De Raaf bukte nu voor het eerst een beetje ter voorbereiding op de klap, maar zag opgelucht dat de slagboom geopend was. En daar lag Rinus, met over hem heen gebogen een grenswacht.
“Het is Rinus!”, en de Raaf sprong met zijn volle gewicht van het gaspedaal naar die der rem. Hollestelle vloog over de voorbank tegen het dashboard en ook de Raaf werd welhaast tegen de voorruit geplet. In een wolk van schurend rubber over asfalt remde the Raven schuin glijdend in een soort van noodstop af. Half over de grens kwamen ze tot stilstand. Na het optrekken van de rook zagen ze; hoe breed lachend den Leon zijn prentenboekje omsloeg naar een verse pagina.

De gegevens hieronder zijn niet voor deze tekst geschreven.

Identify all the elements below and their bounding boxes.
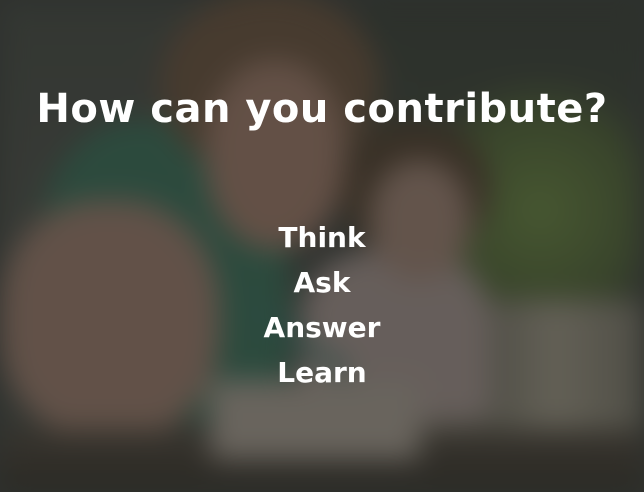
action-answer: Answer: [263, 311, 381, 344]
action-ask: Ask: [293, 266, 351, 299]
action-learn: Learn: [277, 356, 367, 389]
action-list: Think Ask Answer Learn: [0, 215, 644, 395]
hero-content: How can you contribute? Think Ask Answer…: [0, 0, 644, 492]
headline: How can you contribute?: [36, 86, 608, 132]
hero-banner: How can you contribute? Think Ask Answer…: [0, 0, 644, 492]
action-think: Think: [278, 221, 366, 254]
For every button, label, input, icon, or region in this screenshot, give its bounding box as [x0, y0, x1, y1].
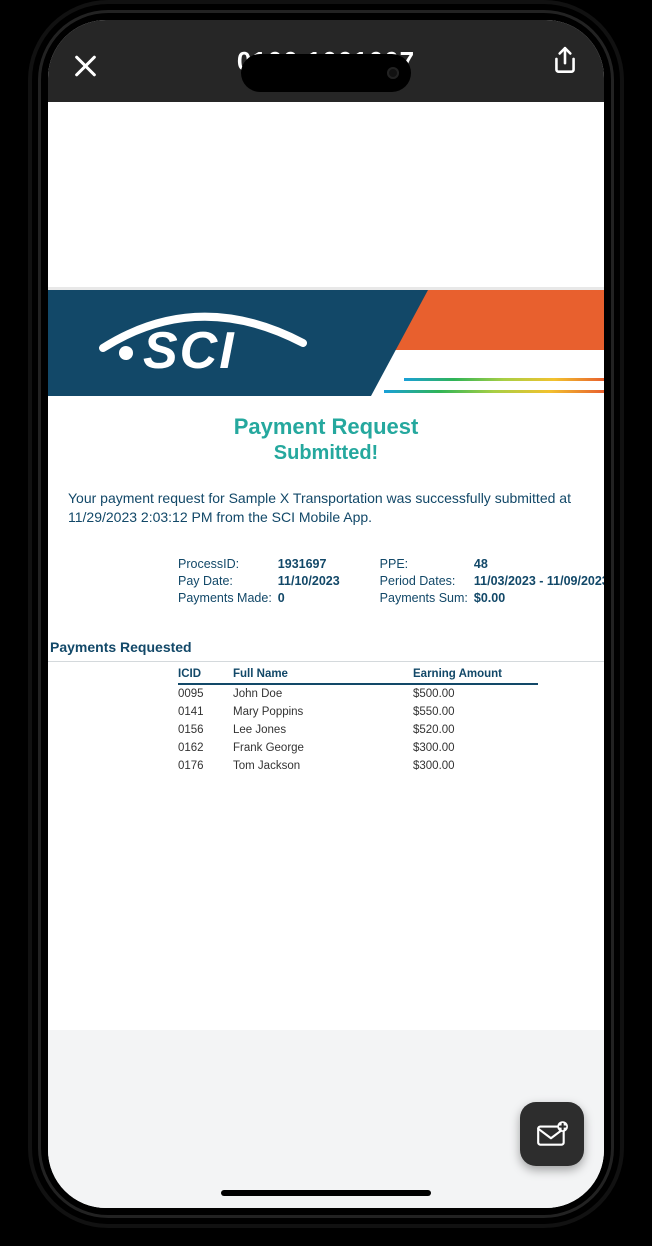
paymentssum-value: $0.00 — [474, 591, 604, 605]
phone-volume-down — [14, 410, 28, 510]
details-grid: ProcessID: 1931697 PPE: 48 Pay Date: 11/… — [178, 557, 584, 605]
cell-name: Tom Jackson — [233, 760, 413, 772]
document-viewer[interactable]: SCI Payment Request Submitted! Your paym… — [48, 102, 604, 1208]
cell-amount: $300.00 — [413, 742, 538, 754]
perioddates-value: 11/03/2023 - 11/09/2023 — [474, 574, 604, 588]
compose-mail-button[interactable] — [520, 1102, 584, 1166]
phone-volume-up — [14, 290, 28, 390]
home-indicator[interactable] — [221, 1190, 431, 1196]
table-header-row: ICID Full Name Earning Amount — [178, 668, 538, 685]
close-button[interactable] — [70, 52, 100, 82]
banner-rainbow-line-1 — [404, 378, 604, 381]
report-title-block: Payment Request Submitted! — [48, 414, 604, 465]
share-icon — [552, 46, 578, 76]
dynamic-island — [241, 54, 411, 92]
report-banner: SCI — [48, 290, 604, 396]
cell-amount: $550.00 — [413, 706, 538, 718]
cell-icid: 0156 — [178, 724, 233, 736]
document-top-whitespace — [48, 102, 604, 290]
phone-power-button — [638, 330, 652, 470]
svg-text:SCI: SCI — [143, 322, 236, 380]
screen: 0100 1001007 — [48, 20, 604, 1208]
paymentsmade-label: Payments Made: — [178, 591, 272, 605]
mail-plus-icon — [535, 1117, 569, 1151]
table-row: 0162Frank George$300.00 — [178, 739, 538, 757]
table-row: 0176Tom Jackson$300.00 — [178, 757, 538, 775]
cell-icid: 0162 — [178, 742, 233, 754]
table-row: 0156Lee Jones$520.00 — [178, 721, 538, 739]
report-title-line1: Payment Request — [48, 414, 604, 440]
ppe-value: 48 — [474, 557, 604, 571]
table-row: 0095John Doe$500.00 — [178, 685, 538, 703]
cell-name: Mary Poppins — [233, 706, 413, 718]
processid-value: 1931697 — [278, 557, 340, 571]
col-name: Full Name — [233, 668, 413, 680]
processid-label: ProcessID: — [178, 557, 272, 571]
paymentsmade-value: 0 — [278, 591, 340, 605]
cell-name: Lee Jones — [233, 724, 413, 736]
sci-logo: SCI — [88, 298, 318, 393]
cell-name: Frank George — [233, 742, 413, 754]
phone-silent-switch — [14, 210, 28, 260]
share-button[interactable] — [552, 46, 582, 76]
col-icid: ICID — [178, 668, 233, 680]
cell-icid: 0141 — [178, 706, 233, 718]
cell-amount: $520.00 — [413, 724, 538, 736]
cell-amount: $500.00 — [413, 688, 538, 700]
cell-name: John Doe — [233, 688, 413, 700]
camera-dot — [387, 67, 399, 79]
banner-rainbow-line-2 — [384, 390, 604, 393]
table-row: 0141Mary Poppins$550.00 — [178, 703, 538, 721]
perioddates-label: Period Dates: — [380, 574, 468, 588]
ppe-label: PPE: — [380, 557, 468, 571]
confirmation-text: Your payment request for Sample X Transp… — [68, 489, 584, 527]
payments-requested-heading: Payments Requested — [48, 639, 604, 662]
paydate-label: Pay Date: — [178, 574, 272, 588]
paydate-value: 11/10/2023 — [278, 574, 340, 588]
report-title-line2: Submitted! — [48, 442, 604, 465]
cell-amount: $300.00 — [413, 760, 538, 772]
payments-table: ICID Full Name Earning Amount 0095John D… — [178, 668, 538, 775]
cell-icid: 0176 — [178, 760, 233, 772]
paymentssum-label: Payments Sum: — [380, 591, 468, 605]
col-amount: Earning Amount — [413, 668, 538, 680]
payment-report: SCI Payment Request Submitted! Your paym… — [48, 290, 604, 1030]
cell-icid: 0095 — [178, 688, 233, 700]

“Dat zenne, gaat een vette prent worden. Maar als Ge cash kunt betalen, dan regel ik korting voor U.”
Hollestelle negeerde den Leon volledig en bukte over zijn adjudant. “Rinus! Rinus! Wakker worden, alsjeblief wordt wakker!”
De Raaf kwam zorgelijk achter de commissaris aan en schoof een hevig protesterende Leon opzij. “Hier commissaris, een beetje menthol.”
Hollestelle bewoog het kleine groene flesje met pure menthol snel heen en weer onder de neus van Rinus, die hiervan spontaan begon te niezen.
“Chef? Wat is er gebeurd?”
“Je hebt een ongeluk gehad Rinus. Kun je je nog bewegen?”
“Een ongeluk?”, foeterde den Leon. “Als een asfaltterrorist heeft hij mijn grenshokje geramd zenne. Niks geen ongeluk maar een vette prent! En… Hé, die velo ken ik! Die mag België helemaal niet meer in zenne! Als ik dit hogerop ga melden, dan is deze prent een schijntje!”
Den Leon greep dreigend naar zijn walkie talkie en net voor hij de spreekknop indrukte, zei hij: “Ge kunt natuurlijk deze melding cash afkopen. Scheelt veel papierwerk en nog meer schaamte, maar het zal niet goedkoop zijn zenne!”
De Raaf verloor zijn zelfbeheersing en trok een enorm vleesmes uit zijn binnenzak, die hij op Leon richtte en siste boos: “je hok in jij!”
Den Leon echter lachte schamper tegen het vlijmscherp blinkend staal en zei: “awel, bedreiging van een grenswacht in functie. Toe maar, dat gaat Ge extra kosten zenne, heel wat extra!”
Boos sprong Hollestelle nu tegen den Leon op en trok furieus zijn badge.
“Als je nu niet in gaat dimmen en niet snel een beetje; dan bel ik jou meerdere op! Ik zal hem haarfijn uitleggen dat je een internationaal moord- en drugsonderzoek moedwillig saboteert met meer dan frauduleuze handelingen!”
Geschrokken bond den Leon haastig in bij het zien van die indrukwekkend internationale badge. Snel verscheurde hij zijn uitgeschreven prenten, terwijl Rinus zich met alle macht probeerde te bewegen.